Fireside Chat Planning Checklist#
Before the Event#
Create a planning issue on GitHub using the issue template - Fireside Chat Checklist
A Turing Way team member (Community Manager or Research Project Manager) will create a Zoom link with a waiting room and live transcription enabled. They will also open the call on the day of the event, and give ‘co-host rights’ to all facilitators to allow them to manage Zoom participants and chats
Identify an overarching theme that we share with a different community – Fireside Chats are intended to promote cross-community collaboration
Reach out to a community/project/organisation representative who can co-facilitate the event with a core team member in The Turing Way
Set up an internal shared document for discussions and notes (use this Google doc template)
Discuss what the co-hosts might want to highlight at this Fireside Chat (note: these discussions don’t necessarily need to identify a solution - but should recognise shared themes, challenges, and spaces for research communities)
Identify speakers from the community and invite them
Create a private Slack Channel with all speakers and hosts and discuss some overarching topics they are interested in sharing
Ask for the bio and image of speakers, and their permission to record the session
Schedule the first check-in 4-5 weeks in advance to surface some common themes, helping plan the title and questions
Decide on a common date and send a placeholder calendar invitation blocking their calendar for the event (15 mins pre-event tech-check/Green room, 60 minutes live and 15-30 minutes unrecorded discussion with the audience)
Create an Eventbrite page in The Turing Way account - refer to this page for an example (you can copy and edit)
Set up the Etherpad using the template provided here: https://hackmd.io/@turingway/fireside-chats (browse this example)
Create a paragraph to add to the Eventbrite page along with the speakers’ and hosts’ bios
Create a flyer to share on social media using this template
Coordinate on Slack with the speakers to check if they are happy with the announcements and if their info is correct
Announce at least 3-4 weeks in advance on Slack, Newsletter, X (formerly Twitter) and in different talks
Add information to the Intro HackMD: https://hackmd.io/@turingway/demo-intro
Hosts will define an agenda and questions for the session - hosts will also allocate some questions for each other to speak on
Set another check-in at least 2 weeks in advance to touch base and discuss the plans and questions with the speakers - assign 1-2 questions for each speaker to begin
Plan with your cohost who will ask which question, how you will time keep, what channel you will use to ask questions to each other privately, who will monitor the chat (maybe ask someone outside this group to help with note taking and chat monitoring)
Update the calendar invitation with Zoom, Etherpad and Eventbrite – encouraging them to share the Eventbrite page in their network
Identify someone from the community who can do the introduction of The Turing Way, Code of Conduct (CoC) reminder and pass it to the speakers
During the session#
Open the Zoom call 15 minutes in advance (keep the waiting room of Zoom enabled)
Test if speakers’ microphones, cameras and internet work alright - help troubleshoot any tech challenges
Let participants in right on time
Welcome them and share the Etherpad
Remind them that the call will be recorded and that participants can use chat (but may not have the chance to speak during the 60 minutes live)

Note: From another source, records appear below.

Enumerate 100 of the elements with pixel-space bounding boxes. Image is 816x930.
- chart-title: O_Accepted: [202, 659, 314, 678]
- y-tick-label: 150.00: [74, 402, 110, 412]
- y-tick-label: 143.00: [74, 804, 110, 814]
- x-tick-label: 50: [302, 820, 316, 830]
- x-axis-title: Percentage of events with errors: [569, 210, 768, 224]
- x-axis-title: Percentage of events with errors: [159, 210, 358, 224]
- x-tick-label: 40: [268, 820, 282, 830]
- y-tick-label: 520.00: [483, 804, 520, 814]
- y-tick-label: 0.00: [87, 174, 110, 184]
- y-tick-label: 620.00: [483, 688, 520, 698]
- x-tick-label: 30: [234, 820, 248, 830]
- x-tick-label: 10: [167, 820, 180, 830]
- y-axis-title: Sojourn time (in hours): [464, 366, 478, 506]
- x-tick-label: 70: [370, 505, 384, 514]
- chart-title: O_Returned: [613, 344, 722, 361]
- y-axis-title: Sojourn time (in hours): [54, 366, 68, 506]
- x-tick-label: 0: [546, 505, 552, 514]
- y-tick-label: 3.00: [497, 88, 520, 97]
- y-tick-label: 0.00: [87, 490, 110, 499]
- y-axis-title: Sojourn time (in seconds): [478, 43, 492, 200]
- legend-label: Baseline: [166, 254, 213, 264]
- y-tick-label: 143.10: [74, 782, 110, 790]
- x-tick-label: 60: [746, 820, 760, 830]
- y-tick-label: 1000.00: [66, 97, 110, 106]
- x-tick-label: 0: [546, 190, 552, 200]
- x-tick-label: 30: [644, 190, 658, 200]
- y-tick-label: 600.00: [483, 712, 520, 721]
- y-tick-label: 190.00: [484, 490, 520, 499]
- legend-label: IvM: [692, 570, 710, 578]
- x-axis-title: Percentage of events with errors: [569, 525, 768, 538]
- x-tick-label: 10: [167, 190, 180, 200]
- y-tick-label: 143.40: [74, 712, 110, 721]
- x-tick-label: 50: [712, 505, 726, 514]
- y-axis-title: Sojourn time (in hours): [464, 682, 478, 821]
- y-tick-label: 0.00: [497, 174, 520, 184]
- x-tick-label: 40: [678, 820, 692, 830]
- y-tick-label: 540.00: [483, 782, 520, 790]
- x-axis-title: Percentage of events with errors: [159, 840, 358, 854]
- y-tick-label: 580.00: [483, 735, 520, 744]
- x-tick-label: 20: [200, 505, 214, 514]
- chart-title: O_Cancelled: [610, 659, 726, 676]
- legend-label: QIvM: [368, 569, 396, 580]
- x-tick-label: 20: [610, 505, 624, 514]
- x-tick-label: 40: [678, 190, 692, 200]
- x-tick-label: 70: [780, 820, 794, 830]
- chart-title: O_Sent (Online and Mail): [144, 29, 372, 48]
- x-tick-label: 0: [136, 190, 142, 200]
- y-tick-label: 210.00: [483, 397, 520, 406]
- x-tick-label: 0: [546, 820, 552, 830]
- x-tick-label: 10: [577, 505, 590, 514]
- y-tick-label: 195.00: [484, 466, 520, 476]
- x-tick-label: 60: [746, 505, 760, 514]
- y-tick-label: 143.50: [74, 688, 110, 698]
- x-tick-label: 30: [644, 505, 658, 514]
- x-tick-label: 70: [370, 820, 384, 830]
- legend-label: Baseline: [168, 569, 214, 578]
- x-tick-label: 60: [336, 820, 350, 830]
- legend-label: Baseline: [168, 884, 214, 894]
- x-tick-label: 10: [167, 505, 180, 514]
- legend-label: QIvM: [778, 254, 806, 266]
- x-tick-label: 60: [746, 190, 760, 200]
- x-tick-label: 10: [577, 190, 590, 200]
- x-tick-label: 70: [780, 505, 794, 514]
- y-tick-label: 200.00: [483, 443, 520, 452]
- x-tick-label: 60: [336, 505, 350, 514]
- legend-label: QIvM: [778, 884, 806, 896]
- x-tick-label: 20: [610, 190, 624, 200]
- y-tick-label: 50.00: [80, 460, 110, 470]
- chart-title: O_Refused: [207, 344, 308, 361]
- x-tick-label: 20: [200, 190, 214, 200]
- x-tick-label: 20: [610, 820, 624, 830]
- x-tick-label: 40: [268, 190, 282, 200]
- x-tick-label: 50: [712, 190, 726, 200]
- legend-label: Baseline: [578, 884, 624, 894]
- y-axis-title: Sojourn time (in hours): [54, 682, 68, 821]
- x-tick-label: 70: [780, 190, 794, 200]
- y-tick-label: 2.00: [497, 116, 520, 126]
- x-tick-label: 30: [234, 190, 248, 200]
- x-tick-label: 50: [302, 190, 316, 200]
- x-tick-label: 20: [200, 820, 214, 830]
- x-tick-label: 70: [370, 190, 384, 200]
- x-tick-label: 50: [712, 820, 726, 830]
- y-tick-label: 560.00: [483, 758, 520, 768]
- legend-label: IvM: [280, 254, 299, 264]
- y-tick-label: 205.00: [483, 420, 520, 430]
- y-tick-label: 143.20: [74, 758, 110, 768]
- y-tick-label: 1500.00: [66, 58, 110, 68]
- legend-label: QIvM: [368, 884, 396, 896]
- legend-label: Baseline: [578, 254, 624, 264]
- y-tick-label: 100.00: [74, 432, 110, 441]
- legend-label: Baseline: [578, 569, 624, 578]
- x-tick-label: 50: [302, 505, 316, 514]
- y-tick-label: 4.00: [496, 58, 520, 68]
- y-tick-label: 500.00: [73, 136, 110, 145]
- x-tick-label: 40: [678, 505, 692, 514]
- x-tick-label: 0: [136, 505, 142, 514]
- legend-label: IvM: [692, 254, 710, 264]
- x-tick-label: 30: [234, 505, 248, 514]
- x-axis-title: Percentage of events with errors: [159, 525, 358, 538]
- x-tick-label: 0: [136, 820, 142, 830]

Start recording (on Zoom Cloud) and enable transcription
At 5 minutes past, as people join, the person designated to welcome them will introduce The Turing Way, CoC, and Etherpad information and Present the topic
Hosts then introduce themselves and pose an opening question allowing all speakers including the co-host to share their positions on the topic in ~2 minutes
As planned in the agenda, hosts ask the question to the specific speaker, a follow up response from the other speaker is invited
Speakers will make sure that everyone on the panel has had an equal chance to discuss and share their opinions
Any question from the chat is copied over to the Etherpad, in the last 10 minutes publicly posed questions can be asked
The recorded session finishes with a short closing arguments from each speaker and host
After the recorded part of the discussion (60-75 minutes), all participants are reminded of the next stage of unrecorded discussion informally with the speakers
Hosts close the call after 90 minutes of the session (with 15-30 minutes unrecorded discussion)
After the session#
Send a thank you email to the speakers (within 1 day)
Archive session notes by copying them from Etherpad to the internal planning document
Download the video from Zoom and edit the live transcription (proofread for accuracy) – invite volunteer support as needed
Upload the video on The Turing Way YouTube - label and annotate well, and add the flyer as the video’s front page
Share the published videos with the speakers
Summarise the session to add to The Turing Way – invite someone from the community who could help with that
Promote the video via Slack, Newsletter, X
Send a thank you email to the Eventbrite participants sharing the video and inviting any ideas and suggestions for improvement via a standard feedback form
Update the book chapter and templates if needed
Add speakers to the contributors table on GitHub repo using
all-contributions bot
for presentationClose the planning issue as complete!